Literature & Arts

Try self-publishing your book

Book business is
under a state of turmoil

It is arguable whether the book business has become more about business and less about the art of writing.

Last night while going to sleep, I had an epiphany to write a book and developed a plot for it. A classic love story where the protagonist thinks he is a guinea pig and desires a hog.

Does it not sound bizarre? But I had the audacity to think this will end up getting published and this thought occurred only because how handy self-publishing has become these days.

Does this mean I’ll never have a good idea and my self-published book would never be worthy of winning awards?

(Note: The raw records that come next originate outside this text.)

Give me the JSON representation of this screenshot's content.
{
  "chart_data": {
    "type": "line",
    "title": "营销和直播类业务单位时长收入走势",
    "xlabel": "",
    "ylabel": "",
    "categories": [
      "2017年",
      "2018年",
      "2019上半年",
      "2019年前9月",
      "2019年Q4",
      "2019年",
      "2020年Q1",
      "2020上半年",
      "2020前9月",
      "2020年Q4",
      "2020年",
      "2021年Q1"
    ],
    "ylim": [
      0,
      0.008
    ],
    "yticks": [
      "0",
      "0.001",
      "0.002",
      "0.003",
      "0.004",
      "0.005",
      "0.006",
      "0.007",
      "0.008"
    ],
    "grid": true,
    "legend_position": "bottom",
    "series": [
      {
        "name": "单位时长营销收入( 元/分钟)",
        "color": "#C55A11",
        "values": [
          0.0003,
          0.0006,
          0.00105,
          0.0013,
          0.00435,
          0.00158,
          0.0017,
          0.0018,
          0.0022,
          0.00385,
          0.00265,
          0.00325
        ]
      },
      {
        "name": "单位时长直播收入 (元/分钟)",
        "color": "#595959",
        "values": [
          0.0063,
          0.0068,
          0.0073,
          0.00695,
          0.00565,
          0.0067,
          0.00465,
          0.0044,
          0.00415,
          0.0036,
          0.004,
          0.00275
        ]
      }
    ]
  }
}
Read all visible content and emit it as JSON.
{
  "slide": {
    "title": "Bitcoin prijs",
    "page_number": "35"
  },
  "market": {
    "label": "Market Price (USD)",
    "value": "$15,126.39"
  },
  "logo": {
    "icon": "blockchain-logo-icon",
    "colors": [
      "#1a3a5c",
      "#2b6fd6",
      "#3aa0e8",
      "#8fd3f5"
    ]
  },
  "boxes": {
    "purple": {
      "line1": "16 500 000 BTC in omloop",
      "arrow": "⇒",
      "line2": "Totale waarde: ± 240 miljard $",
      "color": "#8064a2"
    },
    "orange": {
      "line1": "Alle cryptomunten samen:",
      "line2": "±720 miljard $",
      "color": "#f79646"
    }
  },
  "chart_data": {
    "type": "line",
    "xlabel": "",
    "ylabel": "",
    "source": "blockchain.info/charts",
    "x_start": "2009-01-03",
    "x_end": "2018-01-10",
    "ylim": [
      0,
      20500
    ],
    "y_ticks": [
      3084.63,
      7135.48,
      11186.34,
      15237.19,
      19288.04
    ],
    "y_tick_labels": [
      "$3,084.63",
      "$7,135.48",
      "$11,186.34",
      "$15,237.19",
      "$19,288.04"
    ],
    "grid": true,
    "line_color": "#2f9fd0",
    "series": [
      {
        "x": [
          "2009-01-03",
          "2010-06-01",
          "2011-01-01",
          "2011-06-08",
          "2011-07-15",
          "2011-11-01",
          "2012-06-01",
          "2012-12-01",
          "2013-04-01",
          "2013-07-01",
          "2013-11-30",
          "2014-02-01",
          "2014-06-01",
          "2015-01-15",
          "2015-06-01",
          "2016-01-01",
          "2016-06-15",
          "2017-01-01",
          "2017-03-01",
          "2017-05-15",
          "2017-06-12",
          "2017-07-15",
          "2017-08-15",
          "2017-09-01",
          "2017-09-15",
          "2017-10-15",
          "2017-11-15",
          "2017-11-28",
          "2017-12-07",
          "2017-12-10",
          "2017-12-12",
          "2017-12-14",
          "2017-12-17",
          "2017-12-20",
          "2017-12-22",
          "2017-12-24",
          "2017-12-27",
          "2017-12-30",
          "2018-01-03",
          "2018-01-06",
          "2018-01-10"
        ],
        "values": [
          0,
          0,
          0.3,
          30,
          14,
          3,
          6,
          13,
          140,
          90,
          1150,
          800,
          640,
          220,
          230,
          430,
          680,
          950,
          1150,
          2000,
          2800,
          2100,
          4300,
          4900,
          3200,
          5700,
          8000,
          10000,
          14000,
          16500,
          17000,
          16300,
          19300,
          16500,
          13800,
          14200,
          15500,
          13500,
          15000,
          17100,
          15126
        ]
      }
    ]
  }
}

Foremost, you must understand that book business is under a state of storm and turmoil. The digitization of the book publishing process, the downturn of the economy, the need for change in business practices that publishers have been avoiding for years, and the increasing diversity of the industry have completely changed how books get published.

It is arguable whether the book business has become more about business and less about the art of writing.

Self-publishing changing the dynamics of books business

Shashank Shekhar, author of Undergraduate Love Stories, says, “Both publishers and authors have a stake in self-publishing. I’ve noticed that in order to earn more money, they take up more work which reduces the quality.”

According to one estimate, there are 1.7 million book titles that are self-published each year. This number does not include all self-published authors, since many of them don’t use trackable ISBNs (International Standard Book Number).

Undergraduate Love Stories

On the hardships of self-publishing, Shashank Shekhar says, “As a self-published author, I have realized that all the responsibilities fall upon the shoulder of the author. From marketing to editing and formatting, everything is done by the author. At times, publishing appears even bigger task than writing.” Are you then a writer or marketeer?

The variety of books that is available in the market is prodigious but most of them have charred the purpose of writing since all the gatekeepers have been thrown out and all the books are getting published as long as the author themselves like their books. Is this not vanity?

Do we really not need publishing houses or as some like to call them gatekeepers? But one cannot stop but wonder if the gatekeepers are partial.

Imagine you are an amateur chair maker who makes chair. You start learning the technicalities of making a chair and in the process, you understand the difficulties as a manufacturer but you continue the process and with determination and persistence you complete your first chair. It wobbles a bit and feels hard on the bum. You try to sell it but all decline your offer. So, are you going to sell it yourself or make another chair, and see if you can make a better one?

Deepty Victor, author of She: An Anthology, says, “Since traditional publishing houses have the majority of the industry’s power and influence, every writer should retain self-publishing in addition to sending their work to them.”